The Ornstein-Uhlenbeck process is stationary. This means that the mean, variance, etc. do not depend on time.
Yet, when I solve the appropriate Fokker-Planck equation for the conditional pdf (with a delta initial condition and an absorbing boundary at infinity), the answer I get is a normal distribution with mean and variance explicitly time dependent! For example, for an initial condition at $v_0$, the mean is $v_0 e^{-\gamma t}$.
The Fokker-Planck equation is for the pdf of the velocity of a particle in a gas of colliding particles. Let $p \equiv p(v,t|v_0,0)$, then:
$$\frac{\partial p}{\partial t} = \gamma \frac{\partial }{\partial v} \left( v p\right) + \frac{\gamma kT}{m} \frac{\partial ^2 p}{\partial v^2}.$$
This corresponds to the following SDE (Langevin equation):
$$ \frac{dv}{dt} = -\gamma v + \sqrt{\frac{2\gamma kT}{m}} \eta(t),$$
where $\eta(t)$ is a unit delta-correlated Gaussian white noise. This is clearly an Ornstein-Uhlenbeck process, right?
Back to the Fokker-Planck equation: assuming $p(v,0|v_0 ,0) = \delta (v-v_0)$ and a zero probability current at $|v| \to \infty$, the solution comes out to be:
$$p(v,t|v_0,0) = \left( \frac{m}{2\pi kT (1-e^{-2\gamma t})} \right) ^\frac{1}{2} \exp \left( -\frac{m(v-v_0 e^{-\gamma t})^2}{2kT(1-e^{-2\gamma t})} \right).$$
This is obviously a normal distribution with a time dependent mean and variance. How do I reconcile this with the statement that the process is stationary? Or is this process actually not Ornstein-Uhlenbeck?
Best Answer
The O-U process with a delta initial condition is not stationary in this sense. But that's the wrong initial condition.

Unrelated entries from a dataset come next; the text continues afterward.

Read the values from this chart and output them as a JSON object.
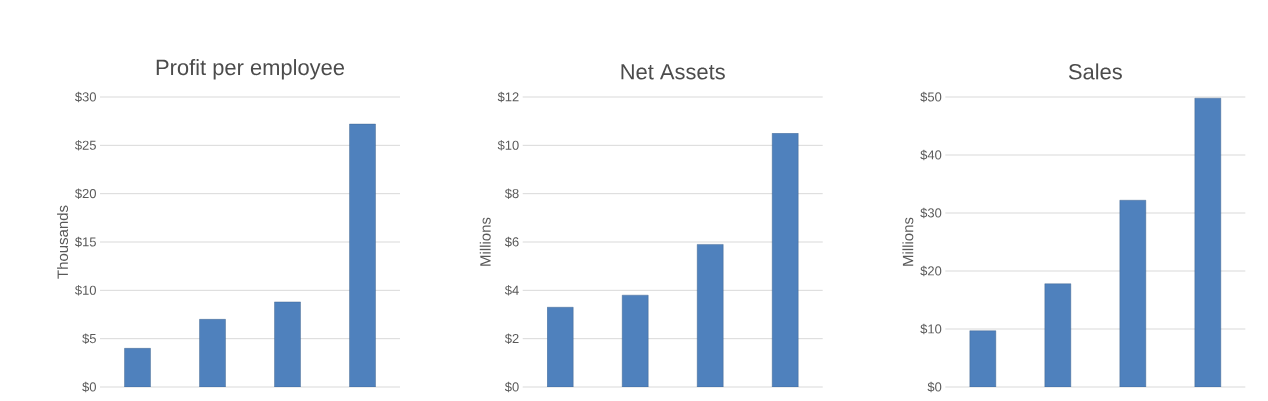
{
  "chart_data": [
    {
      "type": "bar",
      "title": "Profit per employee",
      "ylabel": "Thousands",
      "categories": [
        null,
        null,
        null,
        null
      ],
      "values": [
        4,
        7,
        8.8,
        27.2
      ],
      "color": "#4f81bd",
      "ylim": [
        0,
        30
      ],
      "yticks": [
        {
          "value": 0,
          "label": "$0"
        },
        {
          "value": 5,
          "label": "$5"
        },
        {
          "value": 10,
          "label": "$10"
        },
        {
          "value": 15,
          "label": "$15"
        },
        {
          "value": 20,
          "label": "$20"
        },
        {
          "value": 25,
          "label": "$25"
        },
        {
          "value": 30,
          "label": "$30"
        }
      ],
      "grid": "y",
      "tick_labels": "y"
    },
    {
      "type": "bar",
      "title": "Net Assets",
      "ylabel": "Millions",
      "categories": [
        null,
        null,
        null,
        null
      ],
      "values": [
        3.3,
        3.8,
        5.9,
        10.5
      ],
      "color": "#4f81bd",
      "ylim": [
        0,
        12
      ],
      "yticks": [
        {
          "value": 0,
          "label": "$0"
        },
        {
          "value": 2,
          "label": "$2"
        },
        {
          "value": 4,
          "label": "$4"
        },
        {
          "value": 6,
          "label": "$6"
        },
        {
          "value": 8,
          "label": "$8"
        },
        {
          "value": 10,
          "label": "$10"
        },
        {
          "value": 12,
          "label": "$12"
        }
      ],
      "grid": "y",
      "tick_labels": "y"
    },
    {
      "type": "bar",
      "title": "Sales",
      "ylabel": "Millions",
      "categories": [
        null,
        null,
        null,
        null
      ],
      "values": [
        9.7,
        17.8,
        32.2,
        49.8
      ],
      "color": "#4f81bd",
      "ylim": [
        0,
        50
      ],
      "yticks": [
        {
          "value": 0,
          "label": "$0"
        },
        {
          "value": 10,
          "label": "$10"
        },
        {
          "value": 20,
          "label": "$20"
        },
        {
          "value": 30,
          "label": "$30"
        },
        {
          "value": 40,
          "label": "$40"
        },
        {
          "value": 50,
          "label": "$50"
        }
      ],
      "grid": "y",
      "tick_labels": "y"
    }
  ]
}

The O-U process is a Markov process which admits a stationary distribution, so if you want a stationary process, you should start it in the stationary distribution. Here it's a Gaussian distribution, and it isn't hard to work out what the mean and variance of that distribution ought to be.
This corresponds to a time-independent solution of the Fokker-Planck equation, which you can easily verify is of the form $p(v) = e^{-x^2/2 \sigma^2}$, and you can work out the right value for $\sigma$ in terms of your parameters.